Grèce: En quoi consiste exactement l'accord trouvé?
NEGOCIATIONS•«20 Minutes» revient sur les efforts demandés à Athènes, mais aussi sur les concessions obtenues par Alexis Tsipras pour décrocher 85 milliards d'euros d'aide sur trois ans...Céline Boff
Ça y est ! Après plus de deux semaines de négociations, Athènes et ses créanciers – le Fonds monétaire international (FMI) et l’Union européenne (UE) – sont parvenus à un accord « technique ». La Grèce est donc à deux doigts d’accéder à un nouveau plan d’aide, le troisième depuis 2010. Doté d’environ 85 milliards d’euros, ce programme devrait lui permettre de régler ses arriérés et de rembourser ses précédents emprunts pendant les trois prochaines années. Mais quelles concessions a faites Alexis Tsipras pour décrocher ce plan ? Et dans quels domaines a-t-il réussi à faire plier ses créanciers ? 20 Minutes fait le point, alors que le texte a été déposé au parlement grec dans la nuit de mardi à mercredi pour un vote attendu jeudi.

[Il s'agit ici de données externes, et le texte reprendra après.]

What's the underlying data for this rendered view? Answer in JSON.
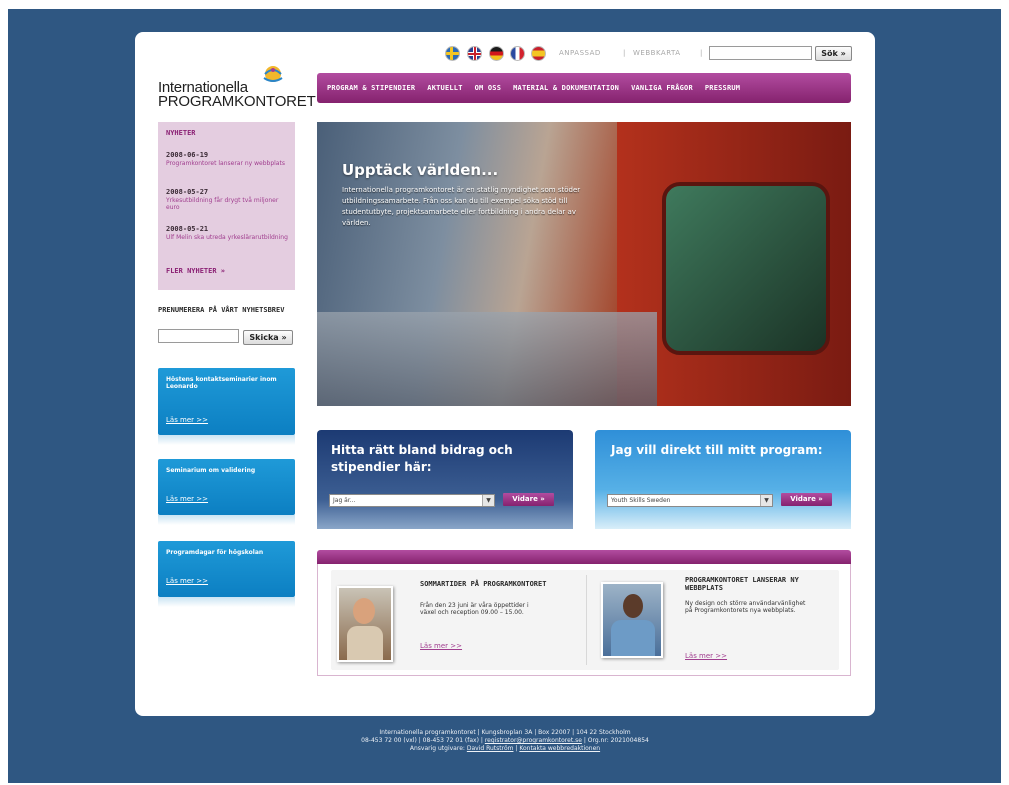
{
  "logo": {
    "line1": "Internationella",
    "line2": "PROGRAMKONTORET",
    "mark_icon": "globe-figure-logo-icon"
  },
  "top": {
    "flags": [
      {
        "name": "sweden-flag-icon",
        "colors": [
          "#2d6bb5",
          "#f3c623"
        ]
      },
      {
        "name": "uk-flag-icon",
        "colors": [
          "#2d3f8f",
          "#c8202c"
        ]
      },
      {
        "name": "germany-flag-icon",
        "colors": [
          "#1a1a1a",
          "#d1171c",
          "#f1c21b"
        ]
      },
      {
        "name": "france-flag-icon",
        "colors": [
          "#2b4aa0",
          "#ffffff",
          "#d3232e"
        ]
      },
      {
        "name": "spain-flag-icon",
        "colors": [
          "#c8202c",
          "#f3c623"
        ]
      }
    ],
    "links": [
      "ANPASSAD",
      "WEBBKARTA"
    ],
    "search_button": "Sök »"
  },
  "nav": [
    "PROGRAM & STIPENDIER",
    "AKTUELLT",
    "OM OSS",
    "MATERIAL & DOKUMENTATION",
    "VANLIGA FRÅGOR",
    "PRESSRUM"
  ],
  "news": {
    "heading": "NYHETER",
    "items": [
      {
        "date": "2008-06-19",
        "text": "Programkontoret lanserar ny webbplats"
      },
      {
        "date": "2008-05-27",
        "text": "Yrkesutbildning får drygt två miljoner euro"
      },
      {
        "date": "2008-05-21",
        "text": "Ulf Melin ska utreda yrkeslärarutbildning"
      }
    ],
    "more": "FLER NYHETER »"
  },
  "newsletter": {
    "heading": "PRENUMERERA PÅ VÅRT NYHETSBREV",
    "button": "Skicka »"
  },
  "side_boxes": [
    {
      "title": "Höstens kontaktseminarier inom Leonardo",
      "link": "Läs mer >>"
    },
    {
      "title": "Seminarium om validering",
      "link": "Läs mer >>"
    },
    {
      "title": "Programdagar för högskolan",
      "link": "Läs mer >>"
    }
  ],
  "hero": {
    "title": "Upptäck världen...",
    "text": "Internationella programkontoret är en statlig myndighet som stöder utbildningssamarbete. Från oss kan du till exempel söka stöd till studentutbyte, projektsamarbete eller fortbildning i andra delar av världen."
  },
  "finder": {
    "title": "Hitta rätt bland bidrag och stipendier här:",
    "select_value": "Jag är...",
    "button": "Vidare »"
  },
  "direct": {
    "title": "Jag vill direkt till mitt program:",
    "select_value": "Youth Skills Sweden",
    "button": "Vidare »"
  },
  "promos": [
    {
      "title": "SOMMARTIDER PÅ PROGRAMKONTORET",
      "text": "Från den 23 juni är våra öppettider i växel och reception 09.00 – 15.00.",
      "link": "Läs mer >>"
    },
    {
      "title": "PROGRAMKONTORET LANSERAR NY WEBBPLATS",
      "text": "Ny design och större användarvänlighet på Programkontorets nya webbplats.",
      "link": "Läs mer >>"
    }
  ],
  "footer": {
    "line1": "Internationella programkontoret | Kungsbroplan 3A | Box 22007 | 104 22 Stockholm",
    "line2_prefix": "08-453 72 00 (vxl) | 08-453 72 01 (fax) |",
    "email": "registrator@programkontoret.se",
    "line2_suffix": "| Org.nr: 2021004854",
    "line3_prefix": "Ansvarig utgivare:",
    "publisher": "David Rutström",
    "contact": "Kontakta webbredaktionen"
  }
}
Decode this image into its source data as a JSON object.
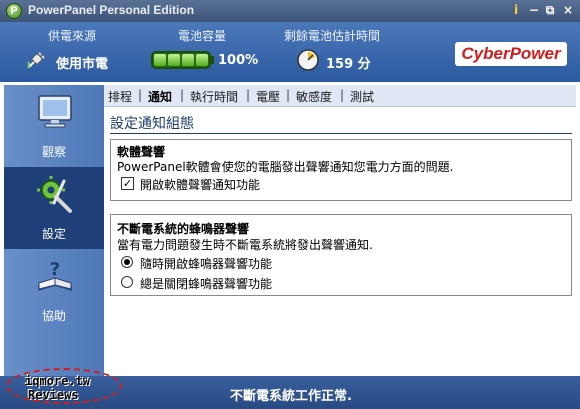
{
  "window": {
    "title": "PowerPanel Personal Edition",
    "logo_letter": "P",
    "buttons": {
      "info": "i",
      "minimize": "−",
      "restore": "⧉",
      "close": "×"
    }
  },
  "status": {
    "power_source_label": "供電來源",
    "power_source_value": "使用市電",
    "battery_label": "電池容量",
    "battery_value": "100%",
    "runtime_label": "剩餘電池估計時間",
    "runtime_value": "159 分",
    "brand": "CyberPower",
    "battery_level": 1.0
  },
  "nav": {
    "items": [
      {
        "label": "觀察",
        "icon": "monitor-icon"
      },
      {
        "label": "設定",
        "icon": "tools-icon"
      },
      {
        "label": "協助",
        "icon": "help-book-icon"
      }
    ],
    "active": "設定"
  },
  "tabs": {
    "items": [
      "排程",
      "通知",
      "執行時間",
      "電壓",
      "敏感度",
      "測試"
    ],
    "active": "通知",
    "separator": "|"
  },
  "content": {
    "title": "設定通知組態",
    "software_beep": {
      "title": "軟體聲響",
      "description": "PowerPanel軟體會使您的電腦發出聲響通知您電力方面的問題.",
      "checkbox_label": "開啟軟體聲響通知功能",
      "checked": true
    },
    "ups_beeper": {
      "title": "不斷電系統的蜂鳴器聲響",
      "description": "當有電力問題發生時不斷電系統將發出聲響通知.",
      "options": [
        "隨時開啟蜂鳴器聲響功能",
        "總是關閉蜂鳴器聲響功能"
      ],
      "selected": "隨時開啟蜂鳴器聲響功能"
    }
  },
  "statusbar": {
    "message": "不斷電系統工作正常."
  },
  "watermark": {
    "line1": "iqmore.tw",
    "line2": "Reviews"
  },
  "colors": {
    "header_blue": "#2c5aa0",
    "brand_red": "#d01e1e",
    "battery_green": "#4fae1d"
  }
}
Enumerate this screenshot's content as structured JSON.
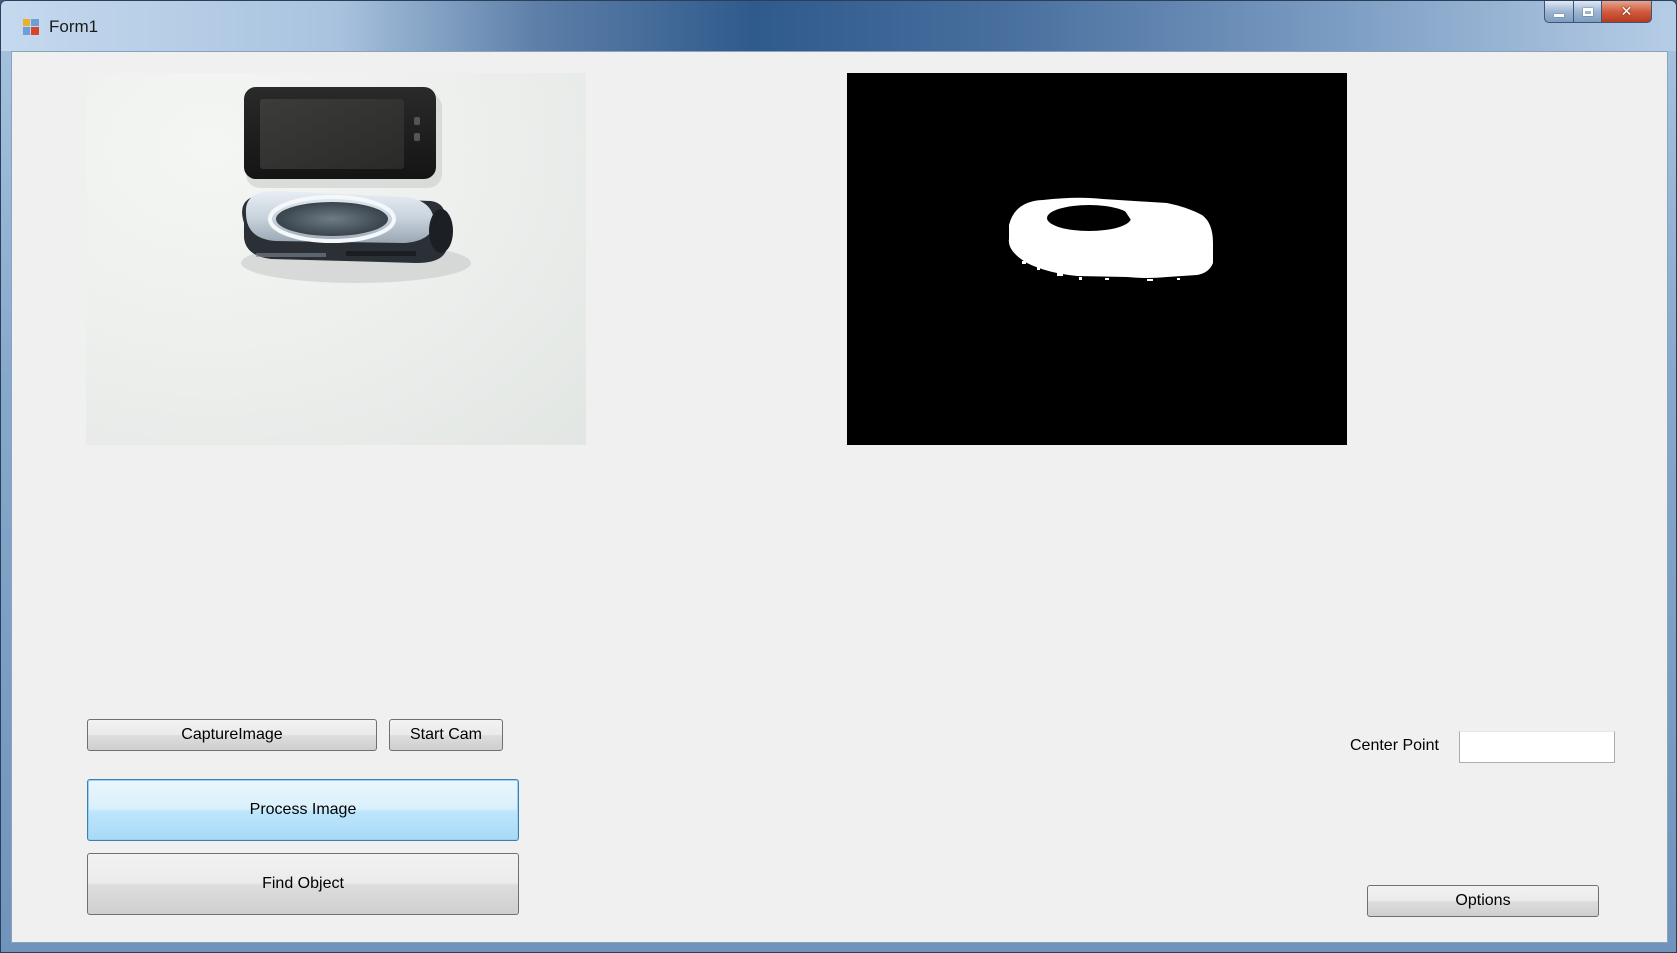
{
  "window": {
    "title": "Form1",
    "icon": "winforms-app-icon",
    "controls": [
      "minimize-icon",
      "maximize-icon",
      "close-icon"
    ]
  },
  "images": {
    "source": "camera-capture-image",
    "processed": "binary-threshold-image"
  },
  "buttons": {
    "capture_image": "CaptureImage",
    "start_cam": "Start Cam",
    "process_image": "Process Image",
    "find_object": "Find Object",
    "options": "Options"
  },
  "center_point": {
    "label": "Center Point",
    "value": ""
  },
  "colors": {
    "form_background": "#f0f0f0",
    "focused_button_border": "#3c7fb1",
    "processed_background": "#000000",
    "processed_foreground": "#ffffff"
  }
}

Les concessions que la Grèce a obtenues
Tsipras peut se réjouir : il a réussi à faire plier ses créanciers sur plusieurs points. A commencer par le budget. Son pays n’a plus à réaliser un excédent primaire, comprenez un budget positif hors remboursement de la dette, de +1 % du PIB cette année. Les créanciers vont même accepter un déficit primaire, donc une perte, de -0,25 %. Ils ont également revu à la baisse leurs attentes pour 2016, 2017 et 2018, en demandant des excédents de respectivement +0,5 %, +1,75 % et +3,5 %, contre +2 %, +3 % et +3,5 % précédemment. Grâce à ces révisions, le gouvernement n’aura pas besoin de faire voter dans les deux ans qui viennent de nouvelles mesures d’austérité, comme une nouvelle hausse de la TVA ou une énième baisse des pensions de retraite.

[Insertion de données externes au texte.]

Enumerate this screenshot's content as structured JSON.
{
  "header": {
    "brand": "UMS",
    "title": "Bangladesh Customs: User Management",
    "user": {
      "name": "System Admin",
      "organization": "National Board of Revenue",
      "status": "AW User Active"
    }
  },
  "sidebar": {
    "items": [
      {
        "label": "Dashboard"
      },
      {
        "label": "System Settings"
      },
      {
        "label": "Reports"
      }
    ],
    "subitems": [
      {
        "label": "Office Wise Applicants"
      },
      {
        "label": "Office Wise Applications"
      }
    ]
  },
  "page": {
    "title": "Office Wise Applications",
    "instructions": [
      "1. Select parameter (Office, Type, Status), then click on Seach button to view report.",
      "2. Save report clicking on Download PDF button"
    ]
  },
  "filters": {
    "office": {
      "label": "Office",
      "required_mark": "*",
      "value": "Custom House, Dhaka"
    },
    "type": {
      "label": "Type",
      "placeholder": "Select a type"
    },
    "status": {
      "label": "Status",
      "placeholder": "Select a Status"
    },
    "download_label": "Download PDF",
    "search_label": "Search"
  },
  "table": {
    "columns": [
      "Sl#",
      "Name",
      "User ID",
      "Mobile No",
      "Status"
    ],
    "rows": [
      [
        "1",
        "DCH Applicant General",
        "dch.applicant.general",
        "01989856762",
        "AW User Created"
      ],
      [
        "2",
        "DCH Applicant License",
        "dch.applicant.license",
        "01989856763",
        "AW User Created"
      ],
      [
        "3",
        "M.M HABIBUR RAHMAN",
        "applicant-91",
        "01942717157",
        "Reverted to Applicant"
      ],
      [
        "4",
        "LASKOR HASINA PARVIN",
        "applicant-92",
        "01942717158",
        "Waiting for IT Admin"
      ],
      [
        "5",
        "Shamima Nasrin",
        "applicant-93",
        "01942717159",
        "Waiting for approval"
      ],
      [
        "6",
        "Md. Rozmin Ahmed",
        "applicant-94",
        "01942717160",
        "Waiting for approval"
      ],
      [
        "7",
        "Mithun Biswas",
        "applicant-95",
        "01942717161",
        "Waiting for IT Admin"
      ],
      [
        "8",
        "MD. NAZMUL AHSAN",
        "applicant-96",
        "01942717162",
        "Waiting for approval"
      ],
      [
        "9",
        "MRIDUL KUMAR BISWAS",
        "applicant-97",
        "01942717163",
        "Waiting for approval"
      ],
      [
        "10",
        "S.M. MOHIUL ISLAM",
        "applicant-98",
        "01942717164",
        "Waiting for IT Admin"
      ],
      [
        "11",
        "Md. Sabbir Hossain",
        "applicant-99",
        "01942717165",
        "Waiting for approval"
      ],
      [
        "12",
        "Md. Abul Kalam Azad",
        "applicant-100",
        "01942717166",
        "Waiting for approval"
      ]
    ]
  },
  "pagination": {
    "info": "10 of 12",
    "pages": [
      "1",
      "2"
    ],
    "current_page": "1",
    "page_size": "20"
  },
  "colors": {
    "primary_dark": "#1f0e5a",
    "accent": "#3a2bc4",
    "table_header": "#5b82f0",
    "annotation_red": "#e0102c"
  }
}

Autre point positif pour Tsipras : il a réussi à obtenir un financement immédiat (dès validation définitive de l’accord) de 10 milliards d’euros pour les banques grecques, ainsi que leur recapitalisation d’ici à la fin de l’année 2015. En outre, les épargnants seront épargnés : leurs dépôts ne seront pas ponctionnés, comme ce fut le cas à Chypre en 2013. Et si le gouvernement va devoir réformer le marché du travail, les évolutions devront être effectuées « en collaboration avec l’Organisation internationale du travail » (OIT) et selon les standards en vigueur « en Europe de l’Ouest ».
Gros bémol cependant : Alexis Tsipras n’a rien obtenu concernant un rééchelonnement ou une annulation partielle de la dette.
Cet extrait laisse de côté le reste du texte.